2. den Beklagten zu verurteilen, an den Kläger 10.225,84 € zu zahlen.

Der Beklagte hat beantragt,

die Klage abzuweisen.

Er hat behauptet, nach dem Tod seiner Mutter von seinem Bruder verlangt zu haben, den Betrieb einzustellen. Die Fortführung sei gegen seinen Willen geschehen. Im Übrigen hat er bestritten, dass der Kläger die von ihm behaupteten Arbeitsleistungen erbracht habe und ein Stundungsabrede getroffen worden sei.
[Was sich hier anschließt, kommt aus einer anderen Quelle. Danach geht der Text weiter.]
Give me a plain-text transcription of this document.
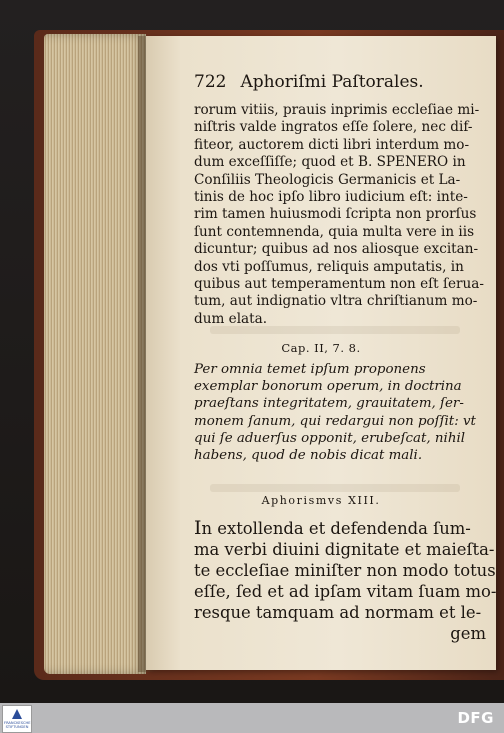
722 Aphoriſmi Paſtorales.
rorum vitiis, prauis inprimis eccleſiae mi-
niſtris valde ingratos eſſe ſolere, nec dif-
fiteor, auctorem dicti libri interdum mo-
dum exceſſiſſe; quod et B. SPENERO in
Conſiliis Theologicis Germanicis et La-
tinis de hoc ipſo libro iudicium eſt: inte-
rim tamen huiusmodi ſcripta non prorſus
ſunt contemnenda, quia multa vere in iis
dicuntur; quibus ad nos aliosque excitan-
dos vti poſſumus, reliquis amputatis, in
quibus aut temperamentum non eſt ſerua-
tum, aut indignatio vltra chriſtianum mo-
dum elata.
Cap. II, 7. 8.
Per omnia temet ipſum proponens
exemplar bonorum operum, in doctrina
praeſtans integritatem, grauitatem, ſer-
monem ſanum, qui redargui non poſſit: vt
qui ſe aduerſus opponit, erubeſcat, nihil
habens, quod de nobis dicat mali.
Aphorismvs XIII.
In extollenda et defendenda ſum-
ma verbi diuini dignitate et maieſta-
te eccleſiae miniſter non modo totus
eſſe, ſed et ad ipſam vitam ſuam mo-
resque tamquam ad normam et le-
gem
FRANCKESCHE STIFTUNGEN	DFG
Weiterhin hat er den Abschluss eines Darlehensvertrages bestritten. Wie sich aus dem entsprechenden Jahresabschluss ergebe, habe der Kläger der Firma zu keinem Zeitpunkt Geld darlehensweise überlassen.

Abgesehen davon hat der Beklagte die Auffassung geäußert, ihm ständen aufrechenbare Schadensersatzansprüche zu, weil unter anderem der Kläger sich über seinen, des Beklagten, Willen hinweggesetzt habe, den Geschäftsbetrieb vollständig einzustellen.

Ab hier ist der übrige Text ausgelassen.